L'ouverture de « Yngwaz Zonen » semble presque mélancolique, sans pourtant être triste ou sombre. Le chanteur donne le ton puis un choeur masculin lui répond, à la manière d'un chef guidant son armée. Cette impression est nourrie par le simple accompagnement musical qui se compose seulement d'un tambour. « Britannia » reprend des codes plus traditionnels dans le Folk Metal avec une partie mélodique tenue par les guitares et des ensembles de voix, une des marques de fabrique d'Heidevolk mais qui apporte toujours des images claniques, des évocations de rituels, un sentiment de collectif très fort. Ce ressenti s'accentue avec « The Alliance » qui nous plongerait presque dans une transe. Qui résisterait à cette envie d'headbanguer lentement, de bouger de façon lancinante et de lever le poing lorsque le ton de la chanson se durcit ? Sensiblement plus long que les précédents morceaux, celui-ci permet à Heidevolk de pleinement développer le thème comme la composition du titre. Vous serez probablement surpris du trépidant « Tiwaz », plein de vie et bondissant autour d'une combinaison subtile de voix et de ligne de guitares ! On l'imagine déjà jouée en live, en nous aurons sans doute l'occasion de le voir très bientôt !

Avec « Het Oneindige Woud », le groupe nous offre une courte pause acoustique en douceur qui laisse doucement pressentir la fin de l'album, sans pour autant nous alarmer car Heidevolk est plein de surprises, en témoigne « Gungnir » qui débute par une magnifique partie à la basse sur un background sonore évoquant la mer. Ce morceau est bien plus imposant et chargé que les précédents. Des violons s'ajoutent aux guitares, elles-mêmes devant concurrencer une batterie très présente, qui ne se laisse jamais démonter par des choeurs masculins puissants et majestueux. « Woedend » propose des voix plus graves, sombres et agressives que ce que le groupe nous a montré tout au long de cet album. La rythmique se fait plus rapide, les voix tirent sur le scream par moment et ce titre est indéniablement imposant. On ne pouvait rêver meilleur morceau que « Het Juk Der Tijd » pour conclure « Vuur Van Verzet » ! La chanson est un équilibre parfait entre force et calme, avec même une certaine délicatesse.

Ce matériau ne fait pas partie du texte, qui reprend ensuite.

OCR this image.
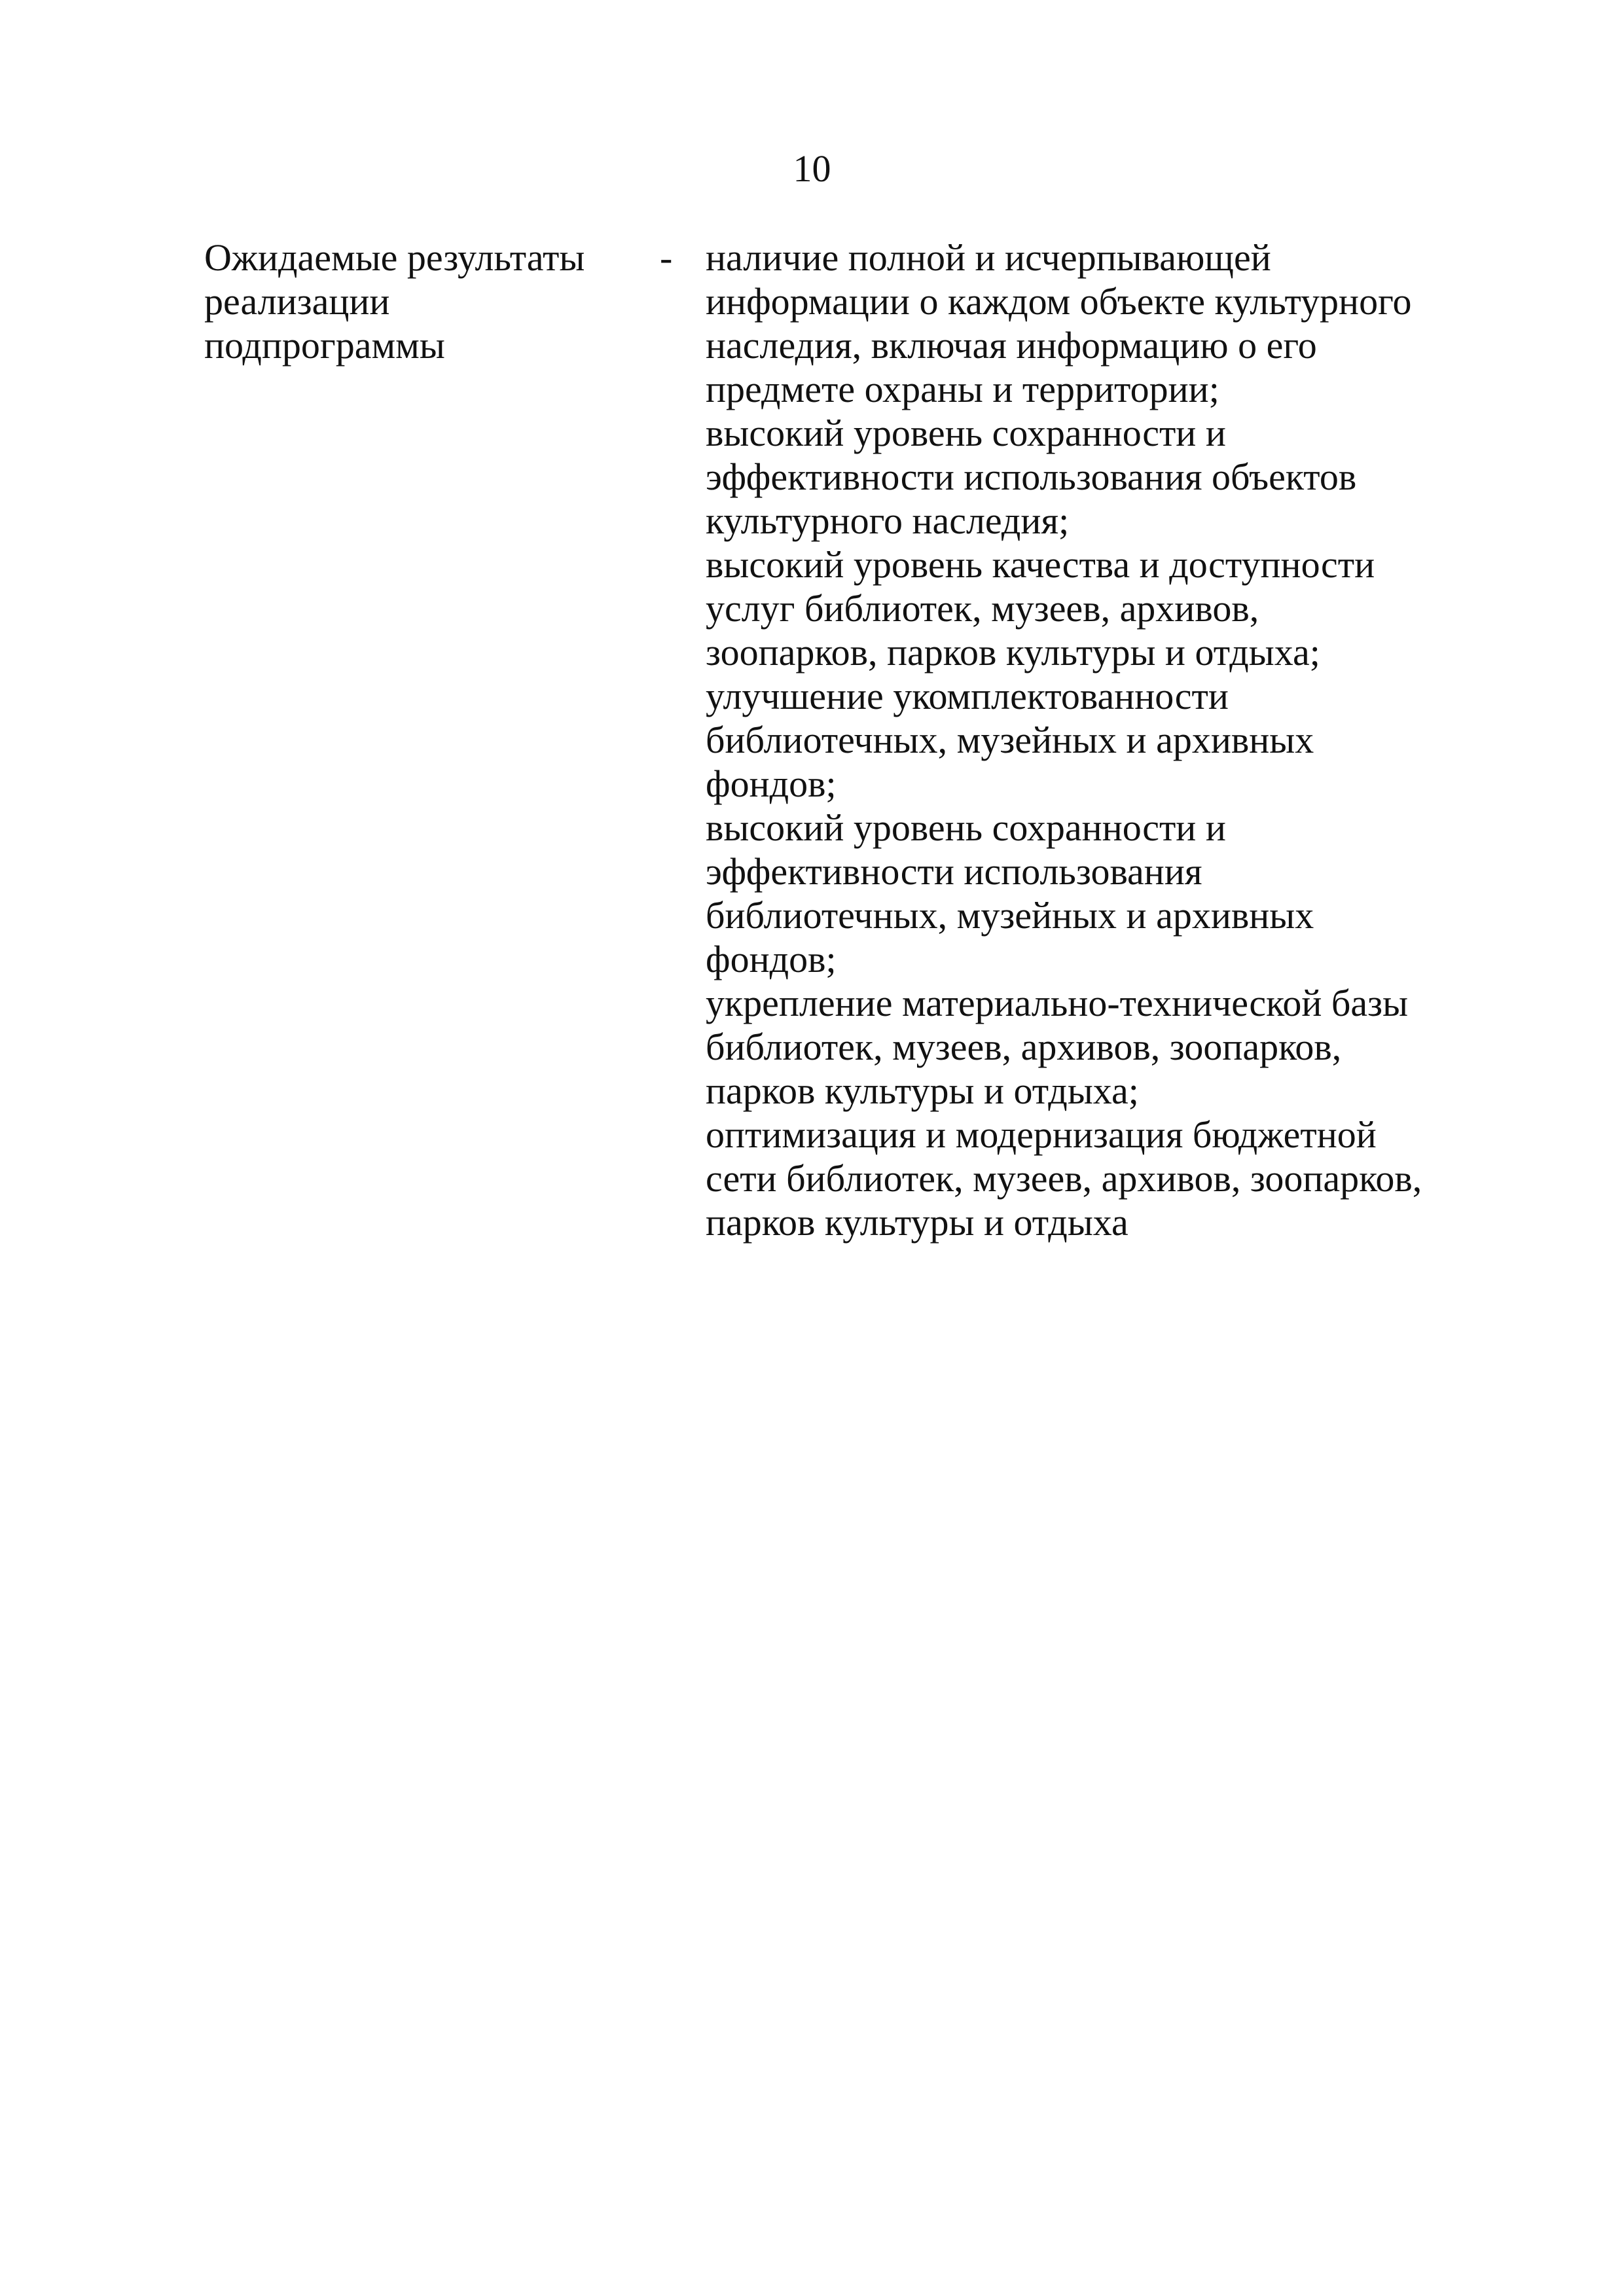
10
Ожидаемые результаты
реализации
подпрограммы
- наличие полной и исчерпывающей
информации о каждом объекте культурного
наследия, включая информацию о его
предмете охраны и территории;
высокий уровень сохранности и
эффективности использования объектов
культурного наследия;
высокий уровень качества и доступности
услуг библиотек, музеев, архивов,
зоопарков, парков культуры и отдыха;
улучшение укомплектованности
библиотечных, музейных и архивных
фондов;
высокий уровень сохранности и
эффективности использования
библиотечных, музейных и архивных
фондов;
укрепление материально-технической базы
библиотек, музеев, архивов, зоопарков,
парков культуры и отдыха;
оптимизация и модернизация бюджетной
сети библиотек, музеев, архивов, зоопарков,
парков культуры и отдыха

Heidevolk réussit sans conteste un tour de maître avec « Vuur Van Verzet ». L'album est une ode au Folk Metal et à ses multiples ressorts que le groupe ne se prive pas d'utiliser, mettant toutefois clairement en avant son goût et sa maîtrise des choeurs de voix masculines. Au-delà des groupes utilisant des éléments Folk dans des morceaux bien plus agressifs et sombres, il est bon de voir des groupes valoriser les racines de ce genre, dans toute sa sobriété et son élégance.